Mutants (Filmkritik)

Es ist eine kalte und harte Welt, in der das Paar Marco und Sonia auf der Flucht sind. Die Welt wurde durch einen Virus vernichtet, der Menschen in blutrünstige, zombieartige Wesen verwandelt, die – natürlich – Jagd auf die Lebenden machen.

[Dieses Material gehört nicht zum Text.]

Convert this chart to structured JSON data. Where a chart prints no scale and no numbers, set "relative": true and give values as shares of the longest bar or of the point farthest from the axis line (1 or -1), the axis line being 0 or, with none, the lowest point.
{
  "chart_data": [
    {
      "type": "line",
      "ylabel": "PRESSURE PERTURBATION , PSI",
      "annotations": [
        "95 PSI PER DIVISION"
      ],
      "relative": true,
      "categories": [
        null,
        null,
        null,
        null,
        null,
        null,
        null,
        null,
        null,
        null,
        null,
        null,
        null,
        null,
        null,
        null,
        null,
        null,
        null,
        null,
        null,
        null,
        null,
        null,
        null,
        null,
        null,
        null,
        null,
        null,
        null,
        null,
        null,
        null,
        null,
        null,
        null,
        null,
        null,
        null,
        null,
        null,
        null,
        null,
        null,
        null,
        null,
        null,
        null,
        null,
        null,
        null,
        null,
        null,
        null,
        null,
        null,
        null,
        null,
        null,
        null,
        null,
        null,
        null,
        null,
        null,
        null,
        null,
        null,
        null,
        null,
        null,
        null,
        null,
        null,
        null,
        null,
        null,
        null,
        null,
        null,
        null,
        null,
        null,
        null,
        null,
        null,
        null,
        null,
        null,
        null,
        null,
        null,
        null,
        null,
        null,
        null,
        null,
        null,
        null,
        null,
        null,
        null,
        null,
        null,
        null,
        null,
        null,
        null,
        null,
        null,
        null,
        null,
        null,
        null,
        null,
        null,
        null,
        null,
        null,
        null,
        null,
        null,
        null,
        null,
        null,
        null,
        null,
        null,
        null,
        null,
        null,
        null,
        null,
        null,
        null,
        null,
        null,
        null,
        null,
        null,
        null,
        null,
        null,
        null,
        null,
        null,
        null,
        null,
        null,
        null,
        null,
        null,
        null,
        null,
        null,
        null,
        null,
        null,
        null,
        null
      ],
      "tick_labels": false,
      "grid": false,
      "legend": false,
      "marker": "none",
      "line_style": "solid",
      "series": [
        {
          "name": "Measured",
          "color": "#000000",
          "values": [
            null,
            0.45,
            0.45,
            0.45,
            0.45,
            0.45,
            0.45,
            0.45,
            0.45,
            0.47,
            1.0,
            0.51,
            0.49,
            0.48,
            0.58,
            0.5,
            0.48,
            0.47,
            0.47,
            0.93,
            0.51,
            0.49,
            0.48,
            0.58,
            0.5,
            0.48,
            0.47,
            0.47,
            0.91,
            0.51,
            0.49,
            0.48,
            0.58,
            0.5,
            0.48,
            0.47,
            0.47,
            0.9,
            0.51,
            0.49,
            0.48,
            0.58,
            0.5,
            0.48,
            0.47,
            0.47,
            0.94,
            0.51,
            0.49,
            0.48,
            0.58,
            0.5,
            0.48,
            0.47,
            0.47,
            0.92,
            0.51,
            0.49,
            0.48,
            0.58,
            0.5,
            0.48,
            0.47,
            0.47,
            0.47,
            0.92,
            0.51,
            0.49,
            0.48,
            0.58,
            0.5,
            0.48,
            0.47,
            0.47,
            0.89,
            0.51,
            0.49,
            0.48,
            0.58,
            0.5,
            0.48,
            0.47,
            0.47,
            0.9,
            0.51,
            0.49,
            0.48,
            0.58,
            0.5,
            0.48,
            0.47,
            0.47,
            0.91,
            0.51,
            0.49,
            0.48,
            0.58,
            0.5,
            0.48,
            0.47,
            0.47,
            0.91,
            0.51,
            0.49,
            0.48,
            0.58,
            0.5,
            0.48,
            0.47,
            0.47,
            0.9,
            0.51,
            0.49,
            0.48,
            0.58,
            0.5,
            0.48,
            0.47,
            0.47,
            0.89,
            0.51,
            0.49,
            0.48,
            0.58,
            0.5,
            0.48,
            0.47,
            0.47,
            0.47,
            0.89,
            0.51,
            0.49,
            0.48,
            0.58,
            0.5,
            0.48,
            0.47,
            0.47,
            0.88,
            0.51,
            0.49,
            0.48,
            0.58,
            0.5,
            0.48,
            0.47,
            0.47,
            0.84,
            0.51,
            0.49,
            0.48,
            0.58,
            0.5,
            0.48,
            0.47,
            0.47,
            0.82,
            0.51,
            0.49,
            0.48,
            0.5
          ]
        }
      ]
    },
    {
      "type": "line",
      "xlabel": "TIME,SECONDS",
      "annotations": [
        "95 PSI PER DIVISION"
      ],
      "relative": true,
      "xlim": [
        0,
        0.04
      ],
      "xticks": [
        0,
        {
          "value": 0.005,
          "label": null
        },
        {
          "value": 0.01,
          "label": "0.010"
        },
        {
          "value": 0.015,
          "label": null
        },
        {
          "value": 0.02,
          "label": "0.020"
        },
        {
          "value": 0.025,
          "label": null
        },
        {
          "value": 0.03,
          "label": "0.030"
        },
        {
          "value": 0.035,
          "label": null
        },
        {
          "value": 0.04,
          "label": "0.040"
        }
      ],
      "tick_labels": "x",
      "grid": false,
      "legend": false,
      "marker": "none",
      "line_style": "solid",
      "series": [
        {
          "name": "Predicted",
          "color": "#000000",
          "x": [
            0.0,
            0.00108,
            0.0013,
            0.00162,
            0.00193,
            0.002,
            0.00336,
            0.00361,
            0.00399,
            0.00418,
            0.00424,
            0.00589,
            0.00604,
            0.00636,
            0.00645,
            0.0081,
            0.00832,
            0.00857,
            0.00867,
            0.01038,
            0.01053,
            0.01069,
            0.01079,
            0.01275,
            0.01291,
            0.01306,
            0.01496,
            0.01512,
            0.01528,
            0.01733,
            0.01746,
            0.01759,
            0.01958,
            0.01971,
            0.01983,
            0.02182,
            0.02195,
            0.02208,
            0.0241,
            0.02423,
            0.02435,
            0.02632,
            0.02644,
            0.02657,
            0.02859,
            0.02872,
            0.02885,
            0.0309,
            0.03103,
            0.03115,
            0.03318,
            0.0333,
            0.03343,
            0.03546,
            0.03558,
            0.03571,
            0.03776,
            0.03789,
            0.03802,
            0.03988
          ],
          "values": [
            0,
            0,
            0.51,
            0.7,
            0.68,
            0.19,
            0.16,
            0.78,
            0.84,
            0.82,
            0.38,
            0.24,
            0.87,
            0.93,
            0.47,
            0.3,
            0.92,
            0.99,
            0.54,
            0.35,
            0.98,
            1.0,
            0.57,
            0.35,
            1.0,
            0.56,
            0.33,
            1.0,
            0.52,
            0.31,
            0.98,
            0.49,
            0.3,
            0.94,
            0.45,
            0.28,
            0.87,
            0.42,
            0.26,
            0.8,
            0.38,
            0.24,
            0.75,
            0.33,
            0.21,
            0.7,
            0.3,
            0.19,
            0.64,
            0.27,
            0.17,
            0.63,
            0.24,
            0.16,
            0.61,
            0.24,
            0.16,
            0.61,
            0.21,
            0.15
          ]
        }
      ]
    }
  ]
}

Als Marcus bei der Flucht in eine Hilfe versprechende Militärbasis von einem Infizierten gebissen wird, bricht für Sonia – die noch dazu schwanger ist – eine Welt zusammen. Wird sie ihren Mann töten müssen, oder besteht noch Hoffnung auf Heilung?

Mutants Film

Gleich vorweg: „Mutants“ ist ein französischer Horrorfilm, also weiß man schon von Anfang an, worauf man sich einstellen kann. Immerhin sind die letzten tabubrechenden Filme aus dem Genre von Franzosen gemacht worden. Ding! Falsch. Denn „Mutants“ ist mehr psychologischer Thriller als Horrorfilm. Sicher, die Hintergrundgeschichte um das Virus und die blutrünstigen Monster kommt einem bekannt vor (28 Days later, anyone?), genauso wie die Flucht zu einer (scheinbar sicheren) Militärbasis. Bis auf ein paar kurze Momente ist das dann aber auch alles, was diesen Film mit dem Horrorgenre verbindet.

Denn letztlich bleibt es sich gleich vor welchem Hintergrund sich das Drama abspielt – Marco könnte genauso gut irgendeine andere tödliche Krankheit haben. Der „Horror“ geht in der ersten Hälfte mehr davon aus, dass Sonia ihrem geliebten Mann zusehen muss, wie er immer mehr verfällt und sich immer mehr in ein Monster verwandelt, das auch zusehends aggressiver wird.

Die zweite Hälfte des Films spielt – wie so oft in Filmen – mit der scheinbaren Hilfe durch Mitmenschen, die aufgrund äußerer Umstände nur allzu oft ihren Egoismus und ihren Überlebensinstinkt auf 100% stellen und ihr Mitgefühl auf 0%. Also wieder einer der Filme, der uns im Grund sagen will, dass der Mensch – wenn es zum Äußersten kommt (hier also der Virus und die Mutanten) – im Grund auch nur ein wildes Tier ist.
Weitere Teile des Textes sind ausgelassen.